It has been a great start to the SAS Reading program for Bray Park State School, with all students eager to participate and use their web conferencing tools.   In the final session of week one, we completed a general overview of some comprehension strategies:  Questioning, Inferring and Synthesising.
Many of the students in our large group wanted to share their own reading strategies, as well as their understanding about QAR. Grace recalled using QAR in Grade Four, while Jackie said that making connections was one of her favourite things to do. Most students were happy to answer questions were keen to read aloud as well, which was great to see. 
It was a good second week for Bray Park State School in SAS Reading.  In our first lesson, we looked at what makes NAPLAN different to reading in the classroom and we explored the different types of questions that will be asked. The students also had to think about their own ‘plan of attack’ for NAPLAN.  In our final two lessons we explored in more detail the Question-Answer-Relationship (QAR).

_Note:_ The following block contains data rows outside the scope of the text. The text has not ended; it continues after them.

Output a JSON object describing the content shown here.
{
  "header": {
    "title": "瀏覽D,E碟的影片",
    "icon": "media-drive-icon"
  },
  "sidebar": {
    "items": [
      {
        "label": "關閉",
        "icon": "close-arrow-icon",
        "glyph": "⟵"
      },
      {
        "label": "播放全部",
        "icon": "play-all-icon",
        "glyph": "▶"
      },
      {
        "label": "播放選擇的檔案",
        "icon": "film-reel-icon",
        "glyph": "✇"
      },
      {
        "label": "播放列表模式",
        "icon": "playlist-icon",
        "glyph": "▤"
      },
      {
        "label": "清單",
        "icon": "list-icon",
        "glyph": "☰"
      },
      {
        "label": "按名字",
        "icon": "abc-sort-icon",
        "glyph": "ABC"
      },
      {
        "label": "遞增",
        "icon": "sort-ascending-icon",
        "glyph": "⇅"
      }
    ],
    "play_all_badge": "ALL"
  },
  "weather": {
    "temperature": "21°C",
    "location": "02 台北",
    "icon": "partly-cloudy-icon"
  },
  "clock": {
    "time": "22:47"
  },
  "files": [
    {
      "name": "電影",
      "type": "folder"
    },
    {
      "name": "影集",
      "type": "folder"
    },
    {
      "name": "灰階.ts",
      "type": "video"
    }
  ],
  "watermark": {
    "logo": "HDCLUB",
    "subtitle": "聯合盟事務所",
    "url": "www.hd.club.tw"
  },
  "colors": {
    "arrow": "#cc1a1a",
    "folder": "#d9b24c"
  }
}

The students practised recognising ‘right there’ and ‘think and search’ questions, highlighting key words and referring back to the text to determine answers. ‘Author and me’ questions proved a little trickier, with the students really having to explain their inferences.  Both Kade and Cody worked very hard in all of their lessons, and Janaya was an active participant, providing excellent verbal responses.  I look forward to more SAS lessons with Bray Park next week.
Mrs Armit, SAS Distance Education reading teacher
What a great start to the SAS Writing program! The Bray Park State School students came to the sessions prepared and ready to learn. They displayed confidence in using their web conferencing tools and were enthusiastic to talk to me via VOIP and the chat box.
In the final session of  week one, we analysed persuasive and narrative texts and discussed what they were, the audience and purpose.  We discussed that in NAPLAN this year the genre will not be disclosed prior to the test and that we will need to be confident in writing both narrative and persuasive texts.  The students have shown enthusiasm in their participation and have all been willing to share ideas.
In week two we started by exploring the NAPLAN marking guide and analysed how we will be scored for Audience in NAPLAN for both narrative and persuasive texts.  Students were able to demonstrate verbally what language they would use to persuade their audience and how this language would change depending on who we were trying to convince. 
In our second lesson we started by analysing a persuasive text. I modelled by highlighting the key points in the introduction, body and conclusion. Students then attempted to extract the main reason, and facts and evidence which supported the reason for the 2nd paragraph.  I highlighted how it is important to have a conclusion, and I explained to the students about a strategy of what they can do if time is running out.  Most students now understand it is okay to skip the 3rd body paragraph and complete the conclusion, depending on how they are going with time. 
Our third lesson focused on the narrative structure with students viewing a narrative – The Ugly Duckling.  I modelled the beginning (Orientation – who, where when and what) and the middle (complication – the events and the problem) of how the planning would look for a narrative. Students then independently demonstrated their understanding of the planning process by identifying each part of the resolution (how the problem was solved and how the story ended) on their own slide. 
Well Done! Most students have been keen to participate, putting in a good effort to share their answers, with Jackie and Kade putting in extra effort.  Keep up the great work, Bray Park.